Lawyer Albert Lima was shot twice in the head and found on a mountainside in Honduras after he had gone there in February on business.
Tampa lawyer Albert Lima was trying to evict a family who managed a bakery he owned in Honduras, but when he went there in February to take control of the businesses, he never returned.
Three days after he was reportedly beaten and abducted, a search party found Lima's decomposed body on a mountainside on the resort island of Roatan. His captors had shot Lima twice in the head execution style.
News of his death shocked friends and associates in Tampa. It also prompted U.S. Embassy officials in Honduras to warn Americans about the risk of doing business in some foreign countries.
Although Honduran police have a suspect in the case, island authorities have still not made an arrest 10 months after the murder, said Tampa lawyer Larry Scott, a friend and former associate of Lima's.
"It's a cold case," Scott said. "They know who did it, but they have no pressing need to arrest him. It's just not a priority because nobody is pressuring the police, and they have no urgency to make an arrest."
Scott and Scott's cousin, Bill Yanger, were part of the search party that found Lima's body on Feb. 11. Lima, who was 57 at the time, had practiced corporate law for 28 years with Dixon Shear Brown & Lima.
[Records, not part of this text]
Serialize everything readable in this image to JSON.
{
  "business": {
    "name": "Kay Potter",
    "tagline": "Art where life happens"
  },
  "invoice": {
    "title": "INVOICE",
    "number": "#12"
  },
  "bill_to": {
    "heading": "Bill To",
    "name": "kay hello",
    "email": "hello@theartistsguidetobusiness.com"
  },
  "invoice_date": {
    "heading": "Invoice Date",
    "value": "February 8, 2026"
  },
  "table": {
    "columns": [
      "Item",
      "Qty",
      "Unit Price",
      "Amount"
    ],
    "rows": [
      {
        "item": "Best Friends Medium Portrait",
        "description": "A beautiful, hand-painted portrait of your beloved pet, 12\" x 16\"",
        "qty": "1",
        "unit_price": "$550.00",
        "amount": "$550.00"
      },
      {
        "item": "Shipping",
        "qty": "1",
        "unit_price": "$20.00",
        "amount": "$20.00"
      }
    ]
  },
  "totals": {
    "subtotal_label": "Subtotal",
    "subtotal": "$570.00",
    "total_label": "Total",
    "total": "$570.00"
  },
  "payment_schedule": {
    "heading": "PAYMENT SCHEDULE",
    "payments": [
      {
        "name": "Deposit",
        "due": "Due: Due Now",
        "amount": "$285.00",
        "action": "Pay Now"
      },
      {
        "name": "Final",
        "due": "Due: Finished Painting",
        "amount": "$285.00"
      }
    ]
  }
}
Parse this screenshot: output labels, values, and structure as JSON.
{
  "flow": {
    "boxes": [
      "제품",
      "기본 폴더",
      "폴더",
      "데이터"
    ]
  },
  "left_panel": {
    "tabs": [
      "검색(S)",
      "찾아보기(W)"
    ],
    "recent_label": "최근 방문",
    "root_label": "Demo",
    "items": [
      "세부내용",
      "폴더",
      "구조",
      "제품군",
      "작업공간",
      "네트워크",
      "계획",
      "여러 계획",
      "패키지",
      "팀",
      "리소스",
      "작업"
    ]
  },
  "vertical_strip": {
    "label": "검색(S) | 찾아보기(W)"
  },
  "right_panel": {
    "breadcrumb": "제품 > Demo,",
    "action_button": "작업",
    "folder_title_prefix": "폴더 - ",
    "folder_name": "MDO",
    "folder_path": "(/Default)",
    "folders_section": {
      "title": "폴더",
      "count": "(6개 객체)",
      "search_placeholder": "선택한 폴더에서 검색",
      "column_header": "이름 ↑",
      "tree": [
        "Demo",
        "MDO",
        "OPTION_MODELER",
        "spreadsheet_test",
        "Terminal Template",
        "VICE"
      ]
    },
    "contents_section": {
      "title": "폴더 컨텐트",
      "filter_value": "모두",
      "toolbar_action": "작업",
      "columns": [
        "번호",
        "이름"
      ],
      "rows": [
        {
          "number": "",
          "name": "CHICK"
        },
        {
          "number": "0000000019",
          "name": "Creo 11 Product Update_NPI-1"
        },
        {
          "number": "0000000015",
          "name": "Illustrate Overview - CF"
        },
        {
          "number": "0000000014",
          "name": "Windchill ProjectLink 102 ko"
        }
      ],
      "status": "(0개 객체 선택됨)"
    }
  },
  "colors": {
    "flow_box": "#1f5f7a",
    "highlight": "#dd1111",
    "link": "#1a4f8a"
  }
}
He had recently retired from practicing law after making a fortune as an investor.
Honduran police said they suspect Lima was killed by two brothers _ Oral and Byron Coleman _ who ran the bakery and had lost a long court battle Lima fought with them to legally take possession of the bakery.
Lima entered a business agreement with Oral and Byron Coleman's father 10 years ago. Things went well until the man died six years ago and Lima was forced to deal with the sons. Regular mortgage payments weren't being made, and Lima suspected he was not getting his share of the profits.
The details of how the execution was carried out remain unknown.
Byron Coleman was found dead a day before Lima's body was found. Byron's body washed up on a rocky shore next to French Harbor on Feb. 10. Oral Coleman has been at large since the murder, but sources have told Scott, Oral is often seen in Honduras.
Scott, said Honduran police did arrest a man named Eric McKinsey for his role in helping Oral and Byron Coleman hide a gun and get away, but McKinsey was released and the accessory charge against him was dropped, Scott said.
In hindsight, Scott said he believes Lima would be alive today if he had not gone to Honduras alone on that trip. He should have at least taken a body guard with him or hired someone to take possession of the bakery rather than try to do it himself, Scott said.
"He had too much faith in other fellow men," Scott said. "He could not perceive that much violence in others."
At the time Lima invested in Coleman Bakery, it thrived as the only commercial bakery on the resort island of Roatan. Today it is closed.
Scott said Lima's widow, Judy Lima, has no desire to recoupe any assets from the bakery and has since moved to Washington, D.C. for a fresh start.